Когда первый голод был удовлетворен, Славута с удовольствием отбросился на грубую деревянную спинку стула и расстегнул свой кафтан. Одежда его была гораздо щеголеватее и параднее одежды соседов. Из-под распахнувшегося синего суконного кафтана, опушенного седым бобром, выглянул голубой едвабный однорядок,[2]
опоясанный кованым серебряным поясом. На ногах были высокие щеголеватые сапоги коричневой кожи; но хотя Мартын и ехал все время верхом, шпор не было на них. Теперь при ярко пылавшем очаге товарищи могли рассмотреть его еще лучше. Ростом он был выше их и значительно шире в плечах. Лицо его, молодое и красивое, дышало здоровьем и приветливостью. Светлые волосы были коротко острижены, усы подкручены по последней моде. В голубых же глазах, опушенных светлыми ресницами, светилось столько неподдельной доброты, что взгляд их невольно располагал каждого в пользу их обладателя.— Ух! — вздохнул он невольно, вытягивая ноги перед радужным огоньком.
— Устал, верно. Ну, откуда ж теперь едешь? — спросил пан цехмейстер, наполняя свой кубок.
— Теперь прямо из Кракова.
— Ну, а где же еще бывал?
— Где нас только не было! Был во Львове, был в Варшаве, был в Нюренберге, в немецкой земле.
— Ну что ж, и от всех цехов свидетельства есть?
— Тут они! — ударил себя Мартын по правой стороне груди. — Недаром по крайности мыкался по чужой земле.
— Эх, счастливый ты, брат, — вздохнул молодой, — так ты уж не сегодня-завтра мастером будешь.
— Бог даст, а добрые люди помогут, — улыбнулся Славута.

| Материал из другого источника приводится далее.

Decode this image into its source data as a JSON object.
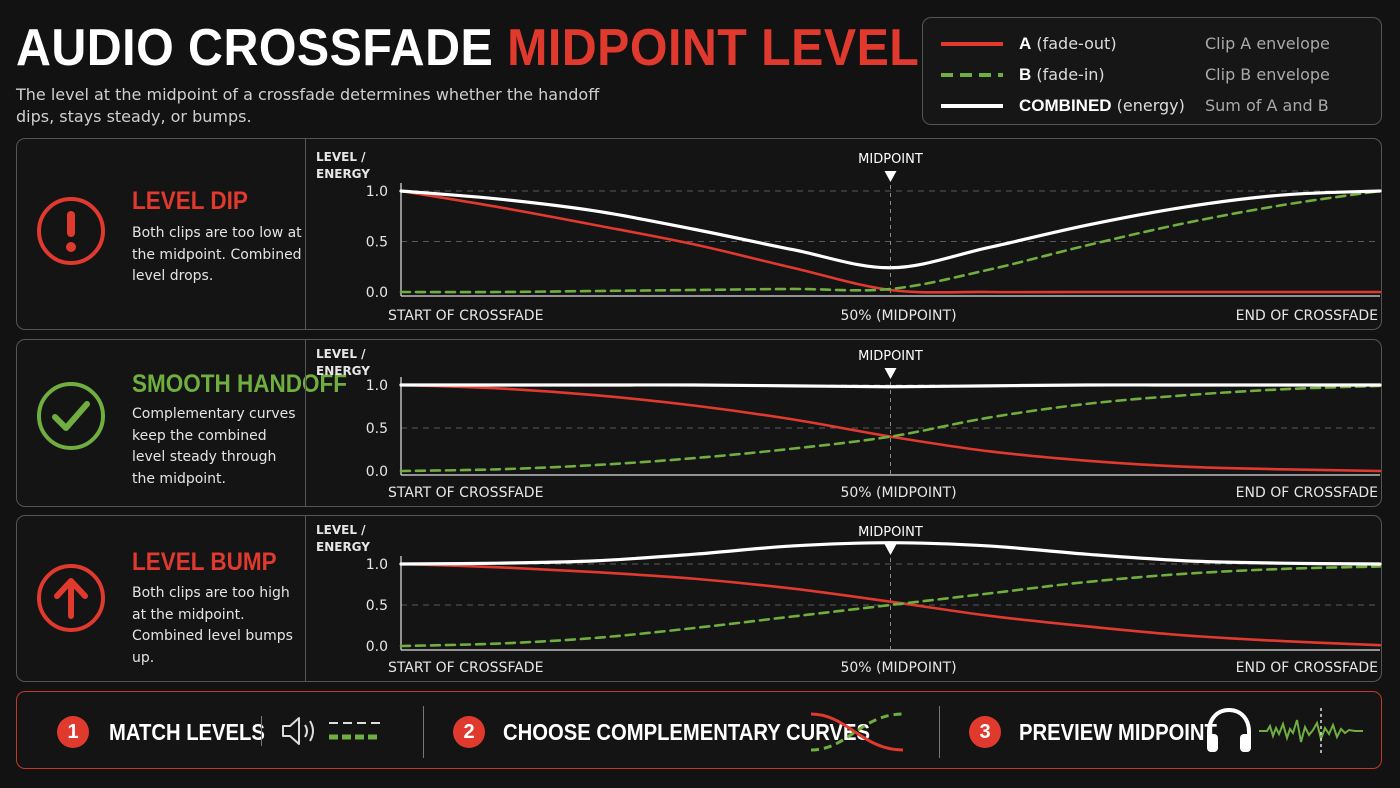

— Вот только б штуку misterium[3]
гораздо сделал, — заметил с достоинством пан цехмейстер, поглаживая короткую бороду, — а там вноси вступное,[4] справь collatio,[5] и тогда уж мы живо примем в цеховые братчики!По лицу Славуты мелькнула веселая и лукавая улыбка, которая, казалось, говорила: ну уж, что касается штуки misterium, то у меня есть такая, какой вам и не снилось никогда!
— Что ж делается в нашем Киеве? Вы молчите, не рассказываете мне ничего? — обратился он к соседям спокойным голосом, но в глазах его мимо воли мелькнуло какое-то нетерпеливое ожидание.
— Что ж в Киеве? Хорошего ничего. Все, как было, вот только пан воевода нам прыкрость великую учинил, — провел пан цехмейстер снова по бороде, — да такую прыкрость, такую, что не знаем теперь, как и быть. Знаешь, там за городом, мили две, на горе, возле Золотых ворот, где наша польная сторожа стоит, подле руин святой Софии велел он меж старых валов слободу оселить да и привилеи той слободе на тридцать четыре года выдал. Вольности им такие дал, что куда!.. Ни капщизны[6]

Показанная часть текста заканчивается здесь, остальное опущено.